Memory and Review Questions
- What do "water and blood" most likely refer to in v. 6, and what error is John guarding against?
Most likely Jesus' baptism (water) and his death (blood) — the whole arc of his mission. By insisting "not by water only but by water and blood," John guards against a teaching that separated the man Jesus from a divine "Christ" who supposedly departed before the cross, denying the saving significance of the Son's real death. - Why does the change from διά ("through") to ἐν ("in"), with "not only … but," matter in v. 6?
The emphatic repetition presses the point that the blood (the cross) is no less essential than the water (the baptism). The grammar carries the polemic: one and the same Jesus Christ came by both. - Why is the Spirit a reliable witness, according to v. 6?
"Because the Spirit is the truth." The Spirit's witness shares the very nature of the God who cannot lie, so his testimony to Christ is utterly trustworthy (cf. John 16:13). - Who are the three witnesses in vv. 7–8 in the genuine text, and what does εἰς τὸ ἕν εἰσιν mean?
The Spirit, the water, and the blood. "The three are unto the one" means they converge on a single, agreeing verdict — they coincide in their testimony. It is a statement of agreement, not of an ontological oneness of persons. - What is the Comma Johanneum, and why is it not part of Scripture?
It is the spurious expansion of vv. 7–8 about three heavenly witnesses (Father, Word, Holy Spirit). It is absent from every Greek manuscript for some thirteen centuries, quoted by no Greek father, arose in the Latin tradition, and entered the printed Greek text only through Erasmus (from 1522) and so the Textus Receptus and KJV. All modern critical editions rightly omit it; the Trinity rests on the whole of Scripture, not on this gloss. - What kind of argument does John make in v. 9?
A lesser-to-greater argument: if we routinely accept the testimony of fallible men, the testimony of God is far greater and more authoritative — and this is God's testimony, that he has borne witness concerning his Son. - What two ways of responding to God's testimony does v. 10 set out?
The one who believes in the Son "has the testimony in himself" — inwardly owned and confirmed by the Spirit. The one who does not believe God "has made him a liar," because he has rejected God's witness about his Son. There is no neutral third option. - What is the difference between πιστεύων εἰς and πιστεύων τῷ θεῷ in v. 10?
πιστεύων εἰς ("believing into / trusting in") the Son is personal, committal trust; πιστεύων τῷ θεῷ ("believing God") is crediting his word. The shift shows that saving trust in the Son and accepting God's testimony belong together — and that to disbelieve God's report is to reject the Son. - What is the content of "the testimony" finally stated in v. 11?
That God gave us eternal life, and that this life is in his Son. Eternal life is God's gift, located in Christ and available nowhere else. - How does v. 12 state the exclusivity of life in the Son?

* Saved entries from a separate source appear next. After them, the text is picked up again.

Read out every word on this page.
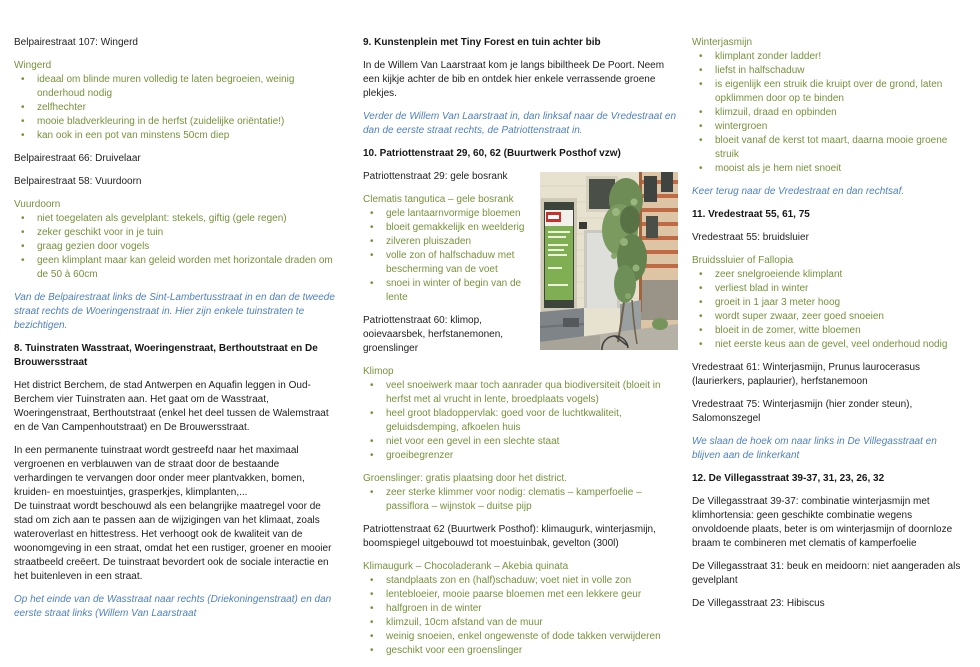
Belpairestraat 107: Wingerd
Wingerd
• ideaal om blinde muren volledig te laten begroeien, weinig onderhoud nodig
• zelfhechter
• mooie bladverkleuring in de herfst (zuidelijke oriëntatie!)
• kan ook in een pot van minstens 50cm diep
Belpairestraat 66: Druivelaar
Belpairestraat 58: Vuurdoorn
Vuurdoorn
• niet toegelaten als gevelplant: stekels, giftig (gele regen)
• zeker geschikt voor in je tuin
• graag gezien door vogels
• geen klimplant maar kan geleid worden met horizontale draden om de 50 à 60cm
Van de Belpairestraat links de Sint-Lambertusstraat in en dan de tweede straat rechts de Woeringenstraat in. Hier zijn enkele tuinstraten te bezichtigen.
8. Tuinstraten Wasstraat, Woeringenstraat, Berthoutstraat en De Brouwersstraat
Het district Berchem, de stad Antwerpen en Aquafin leggen in Oud-Berchem vier Tuinstraten aan. Het gaat om de Wasstraat, Woeringenstraat, Berthoutstraat (enkel het deel tussen de Walemstraat en de Van Campenhoutstraat) en De Brouwersstraat.
In een permanente tuinstraat wordt gestreefd naar het maximaal vergroenen en verblauwen van de straat door de bestaande verhardingen te vervangen door onder meer plantvakken, bomen, kruiden- en moestuintjes, grasperkjes, klimplanten,...
De tuinstraat wordt beschouwd als een belangrijke maatregel voor de stad om zich aan te passen aan de wijzigingen van het klimaat, zoals wateroverlast en hittestress. Het verhoogt ook de kwaliteit van de woonomgeving in een straat, omdat het een rustiger, groener en mooier straatbeeld creëert. De tuinstraat bevordert ook de sociale interactie en het buitenleven in een straat.
Op het einde van de Wasstraat naar rechts (Driekoningenstraat) en dan eerste straat links (Willem Van Laarstraat
9. Kunstenplein met Tiny Forest en tuin achter bib
In de Willem Van Laarstraat kom je langs bibiltheek De Poort. Neem een kijkje achter de bib en ontdek hier enkele verrassende groene plekjes.
Verder de Willem Van Laarstraat in, dan linksaf naar de Vredestraat en dan de eerste straat rechts, de Patriottenstraat in.
10. Patriottenstraat 29, 60, 62 (Buurtwerk Posthof vzw)
Patriottenstraat 29: gele bosrank
Clematis tangutica – gele bosrank
• gele lantaarnvormige bloemen
• bloeit gemakkelijk en weelderig
• zilveren pluiszaden
• volle zon of halfschaduw met bescherming van de voet
• snoei in winter of begin van de lente
Patriottenstraat 60: klimop, ooievaarsbek, herfstanemonen, groenslinger
Klimop
• veel snoeiwerk maar toch aanrader qua biodiversiteit (bloeit in herfst met al vrucht in lente, broedplaats vogels)
• heel groot bladoppervlak: goed voor de luchtkwaliteit, geluidsdemping, afkoelen huis
• niet voor een gevel in een slechte staat
• groeibegrenzer
Groenslinger: gratis plaatsing door het district.
• zeer sterke klimmer voor nodig: clematis – kamperfoelie – passiflora – wijnstok – duitse pijp
Patriottenstraat 62 (Buurtwerk Posthof): klimaugurk, winterjasmijn, boomspiegel uitgebouwd tot moestuinbak, gevelton (300l)
Klimaugurk – Chocoladerank – Akebia quinata
• standplaats zon en (half)schaduw; voet niet in volle zon
• lentebloeier, mooie paarse bloemen met een lekkere geur
• halfgroen in de winter
• klimzuil, 10cm afstand van de muur
• weinig snoeien, enkel ongewenste of dode takken verwijderen
• geschikt voor een groenslinger
Winterjasmijn
• klimplant zonder ladder!
• liefst in halfschaduw
• is eigenlijk een struik die kruipt over de grond, laten opklimmen door op te binden
• klimzuil, draad en opbinden
• wintergroen
• bloeit vanaf de kerst tot maart, daarna mooie groene struik
• mooist als je hem niet snoeit
Keer terug naar de Vredestraat en dan rechtsaf.
11. Vredestraat 55, 61, 75
Vredestraat 55: bruidsluier
Bruidssluier of Fallopia
• zeer snelgroeiende klimplant
• verliest blad in winter
• groeit in 1 jaar 3 meter hoog
• wordt super zwaar, zeer goed snoeien
• bloeit in de zomer, witte bloemen
• niet eerste keus aan de gevel, veel onderhoud nodig
Vredestraat 61: Winterjasmijn, Prunus laurocerasus (laurierkers, paplaurier), herfstanemoon
Vredestraat 75: Winterjasmijn (hier zonder steun), Salomonszegel
We slaan de hoek om naar links in De Villegasstraat en blijven aan de linkerkant
12. De Villegasstraat 39-37, 31, 23, 26, 32
De Villegasstraat 39-37: combinatie winterjasmijn met klimhortensia: geen geschikte combinatie wegens onvoldoende plaats, beter is om winterjasmijn of doornloze braam te combineren met clematis of kamperfoelie
De Villegasstraat 31: beuk en meidoorn: niet aangeraden als gevelplant
De Villegasstraat 23: Hibiscus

In a balanced antithesis on the verb "have": "Whoever has the Son has the life; whoever does not have the Son of God does not have the life." There is no middle ground and no alternative source — to have the Son is to have life; to be without him is to be without life. - Should John 19:34 ("blood and water") be cited as the meaning of v. 6?
It may be noted as a possible echo, but not as the certain or primary meaning. The primary reference in v. 6 is to Jesus' baptism and his death; the connection to the pierced side is a possibility to hold loosely, not a foundation for doctrine.